The Narendra Modi government’s decision to replace the Rs500 and Rs1,000 denomination notes with new ones has done in two days what Indian internet startups have been trying for years: get users to pay online instead of choosing cash on delivery (COD).
Prime minister Modi sprang a surprise on Nov. 08 by announcing that the existing notes would cease to be legal from midnight that day. The decision was part of his government’s measures to curb black money—wealth that is unaccounted for—in Asia’s third-largest economy. To ensure a smooth transition to the new currency notes, Modi said ATMs across the country will remain shut for up to two days and banks would not operate on Nov. 09.
What followed was total chaos. Thousands queued up at ATMs to stock up until the situation normalised. Many didn’t bother, though. They simply went online. And technology companies such as ride-hailing startup Ola and mobile wallet firm Paytm logged thousands of new registrations.
Milking the opportunity
In the 15 hours following Modi’s Nov. 08 speech, Bengaluru-based Ola saw a 15-time increase in recharge volumes on its e-wallet, Ola Money.
“In many smaller towns and cities, which have predominantly been high on cash usage, there has been as much as 30 times growth… A majority of rides are being paid for using Ola Money as against cash across India,” the company said in a release on Nov. 09.
Ola has been sending out messages to its users saying #DoNoteWorry and asking them to use its e-wallet to book train tickets, place orders with Domino’s or Cafe Coffee Day, and shop on eBay.
Noida-based Paytm, too, witnessed huge spikes in traffic and transaction value.
“Within hours of the prime minister’s announcement, the company has registered a 200% hike in the number of app downloads and 250% surge in the number of overall transactions and transaction value,” Paytm said in a statement on Nov. 09. “The company has noted 1,000% growth in the money added to the wallet and 400% growth in the transaction value of offline payments (using Paytm).”
Paytm currently allows digital transactions at 850,000 places across 1,200 Indian cities, including kirana stores, branded retail outlets, paan shops, and petrol pumps, among others. In the past few days, the company has been asking its users to help their neighbourhood stores set up Paytm wallets to avoid loss of business due to a supply crunch in currency notes.
Paytm’s rival Freecharge saw a 12-time jump in average wallet balance, the company said in a statement.
Good riddance, COD?
In recent years, even as Indians lapped up internet-enabled services, most clung on to COD as a mode of payment.
Over 80% of the Indian respondents in a Nielsen survey conducted in October-December 2015 said they had used COD for online purchases within the last six months. In 2015, up to 80% of all customers who placed orders on Flipkart, India’s leading e-commerce company, chose COD.
These transactions are far more expensive, time-consuming, and complicated for sellers, as they involve spending on the logistics of cash collection, among other things.

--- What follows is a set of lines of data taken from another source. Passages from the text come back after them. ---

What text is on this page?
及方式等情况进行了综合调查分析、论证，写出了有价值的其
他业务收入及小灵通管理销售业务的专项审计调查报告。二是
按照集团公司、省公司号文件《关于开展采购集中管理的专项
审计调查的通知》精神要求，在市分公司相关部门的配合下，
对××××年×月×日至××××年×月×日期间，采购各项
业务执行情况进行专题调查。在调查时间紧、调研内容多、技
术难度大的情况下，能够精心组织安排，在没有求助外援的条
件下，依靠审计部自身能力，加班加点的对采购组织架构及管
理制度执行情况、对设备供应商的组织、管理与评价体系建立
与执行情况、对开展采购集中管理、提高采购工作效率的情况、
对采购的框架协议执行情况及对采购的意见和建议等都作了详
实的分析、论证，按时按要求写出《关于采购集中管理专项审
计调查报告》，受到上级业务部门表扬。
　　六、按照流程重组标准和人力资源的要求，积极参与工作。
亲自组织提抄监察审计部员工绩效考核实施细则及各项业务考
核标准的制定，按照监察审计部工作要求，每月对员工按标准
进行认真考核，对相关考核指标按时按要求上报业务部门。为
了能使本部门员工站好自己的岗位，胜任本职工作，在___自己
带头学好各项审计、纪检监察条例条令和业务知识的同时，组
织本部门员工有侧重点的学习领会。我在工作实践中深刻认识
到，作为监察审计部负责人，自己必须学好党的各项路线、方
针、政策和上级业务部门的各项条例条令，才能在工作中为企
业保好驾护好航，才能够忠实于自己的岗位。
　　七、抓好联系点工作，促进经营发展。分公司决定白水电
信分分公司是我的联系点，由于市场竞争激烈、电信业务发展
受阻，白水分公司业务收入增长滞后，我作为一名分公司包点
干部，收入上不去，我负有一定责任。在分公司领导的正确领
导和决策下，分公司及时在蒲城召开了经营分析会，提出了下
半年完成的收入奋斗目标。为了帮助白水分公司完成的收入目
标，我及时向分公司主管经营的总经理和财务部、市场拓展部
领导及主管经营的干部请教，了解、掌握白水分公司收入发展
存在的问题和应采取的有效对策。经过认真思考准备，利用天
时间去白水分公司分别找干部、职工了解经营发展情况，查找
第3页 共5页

Besides, digital payments are proven to increase the chances of repeat orders.
Yet, most urban Indians with bank accounts stuck to COD despite the cashbacks and discount offers on e-wallets. The satisfaction of holding a purchased item before paying for it was too strong, it was believed. Another big reason why COD has thrived is India’s huge unbanked population and the sloppy digital payment infrastructure, including poor internet speeds.

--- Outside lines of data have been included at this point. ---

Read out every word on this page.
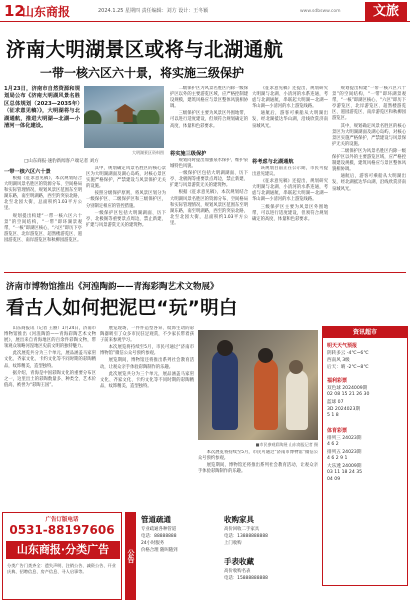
12
山东商报	2024.1.25 星期四 责任编辑：刘方 设计：王冬颖	www.sdbsww.com	文旅
济南大明湖景区或将与北湖通航
一带一核六区六十景，将实施三级保护
1月23日，济南市自然资源和规划局公布《济南大明湖风景名胜区总体规划（2023—2035年）（征求意见稿）》，大明湖将与北湖通航，推进大明湖—北湖—小清河一体化建设。
□山东商报·速豹新闻客户端记者 刘方
大明湖景区资料图
一带一核六区六十景

根据《征求意见稿》，本次规划结合大明湖风景名胜区的资源分布、空间格局和实际管理情况，规划风景区范围东至明湖东路，南至明湖路，西至趵突泉北路，北至北园大街，总面积约1.03平方公里。

规划提出构建“一带一核六区六十景”的空间结构，“一带”即环湖景观带，“一核”即湖区核心，“六区”即历下亭游览区、北岸游览区、超然楼游览区、遐园游览区、南岸游览区和秋柳园游览区。

其中，规划确定风景名胜区的核心景区为大明湖湖面及湖心岛屿，对核心景区实施严格保护，严禁建设与风景保护无关的设施。

按照分级保护原则，将风景区划分为一级保护区、二级保护区和三级保护区，分别制定相应的管控措施。

一级保护区包括大明湖湖面、历下亭、北极阁等重要景点周边，禁止新建、扩建与风景游赏无关的建筑物。

二级保护区为风景名胜区内除一级保护区以外的主要游览区域，应严格控制建设规模，建筑风格应与景区整体风貌相协调。

三级保护区主要为风景区外围地带，可以进行适度建设，但须符合规划确定的高度、体量和色彩要求。

将实施三级保护

规划同时提出加强泉水保护，维护泉城特色风貌。

一级保护区包括大明湖湖面、历下亭、北极阁等重要景点周边，禁止新建、扩建与风景游赏无关的建筑物。

根据《征求意见稿》，本次规划结合大明湖风景名胜区的资源分布、空间格局和实际管理情况，规划风景区范围东至明湖东路，南至明湖路，西至趵突泉北路，北至北园大街，总面积约1.03平方公里。

《征求意见稿》还提出，规划研究大明湖与北湖、小清河的水系连通，考虑与北湖通航，串联起大明湖—北湖—华山湖—小清河的水上游览线路。

通航后，游客可乘船从大明湖出发，经北湖抵达华山湖，沿线欣赏济南泉城风光。

将考虑与北湖通航

该规划目前正在公示期，市民可提出意见建议。

《征求意见稿》还提出，规划研究大明湖与北湖、小清河的水系连通，考虑与北湖通航，串联起大明湖—北湖—华山湖—小清河的水上游览线路。

三级保护区主要为风景区外围地带，可以进行适度建设，但须符合规划确定的高度、体量和色彩要求。

规划提出构建“一带一核六区六十景”的空间结构，“一带”即环湖景观带，“一核”即湖区核心，“六区”即历下亭游览区、北岸游览区、超然楼游览区、遐园游览区、南岸游览区和秋柳园游览区。

其中，规划确定风景名胜区的核心景区为大明湖湖面及湖心岛屿，对核心景区实施严格保护，严禁建设与风景保护无关的设施。

二级保护区为风景名胜区内除一级保护区以外的主要游览区域，应严格控制建设规模，建筑风格应与景区整体风貌相协调。

通航后，游客可乘船从大明湖出发，经北湖抵达华山湖，沿线欣赏济南泉城风光。

济南市博物馆推出《河湟陶韵——青海彩陶艺术文物展》
看古人如何把泥巴“玩”明白

山东商报讯（记者 王丽）1月24日，济南市博物馆推出《河湟陶韵——青海彩陶艺术文物展》，展出来自青海地区的百余件彩陶文物，带领观众领略河湟地区史前文明的独特魅力。

此次展览共分为三个单元，展品涵盖马家窑文化、齐家文化、卡约文化等不同时期的彩陶精品，纹饰精美，造型独特。

据介绍，青海是中国彩陶文化的重要分布区之一，这里出土的彩陶数量多、种类全、艺术价值高，被誉为“彩陶王国”。

展览现场，一件件造型各异、纹饰生动的彩陶器吸引了众多市民驻足观赏，不少家长带着孩子前来参观学习。

本次展览将持续至5月，市民可通过“济南市博物馆”微信公众号预约参观。

展览期间，博物馆还将推出系列社会教育活动，让观众亲手体验彩陶制作的乐趣。

此次展览共分为三个单元，展品涵盖马家窑文化、齐家文化、卡约文化等不同时期的彩陶精品，纹饰精美，造型独特。

■市民参观彩陶展 山东商报记者 摄

本次展览将持续至5月，市民可通过“济南市博物馆”微信公众号预约参观。

展览期间，博物馆还将推出系列社会教育活动，让观众亲手体验彩陶制作的乐趣。

资讯超市
明天天气预报
阴转多云 -4℃~6℃
西南风 3级
后天：晴 -2℃~8℃
福利彩票
双色球 2024009期
02 08 15 21 26 30
蓝球 07
3D 2024023期
5 1 8
体育彩票
排列三 24023期
4 6 2
排列五 24023期
4 6 2 9 1
大乐透 24009期
03 11 18 24 35
04 09
广告订版电话
0531-88197606
山东商报·分类广告
分类广告门类齐全：遗失声明、注销公告、减资公告、开业庆典、招聘信息、房产信息、寻人启事等。
公告
管道疏通
专业疏通各种管道
电话：88888888
24小时服务
价格合理 随叫随到
收购家具
高价回收二手家具
电话：13888888888
上门收购
手表收藏
高价收购名表
电话：15888888888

In 2015, the country had over 230 million unbanked citizens. And despite all the noise about the country having the second-highest number of internet users, the penetration of the net in the country is just at around 15%. Also, those who have access to the internet often struggle to transact online because India has the worst internet speed in all of Asia.
Given this reality, some experts believe that this surge in digital payments may just be a temporary blip. “In spite of the small impact in the short-term, we see things moving back to usual in the mid-term for the consumer internet sector,” said Anil Kumar, CEO of research and advisory firm RedSeer Consulting.
However, others believe that demonetisation may change things.
“(The) COD payment mechanism has worked well for all e-commerce players. With the government’s latest move, a big share of COD-dependent consumers will be unwilling or unable to make a transaction,” said Swetabh Pareek, head of corporate finance at research and advisory firm Aranca. “In the longer run, this may add much-needed momentum to the adoption of digital currency.”
Pareek expects investments in the fintech space to “increase substantially,” thanks to the “wider reach and enhanced growth prospects emerging with this move.”
In 2015, Indian fintech companies had attracted around $1.5 billion (Rs10,060 crore) in investment, as per Aranca.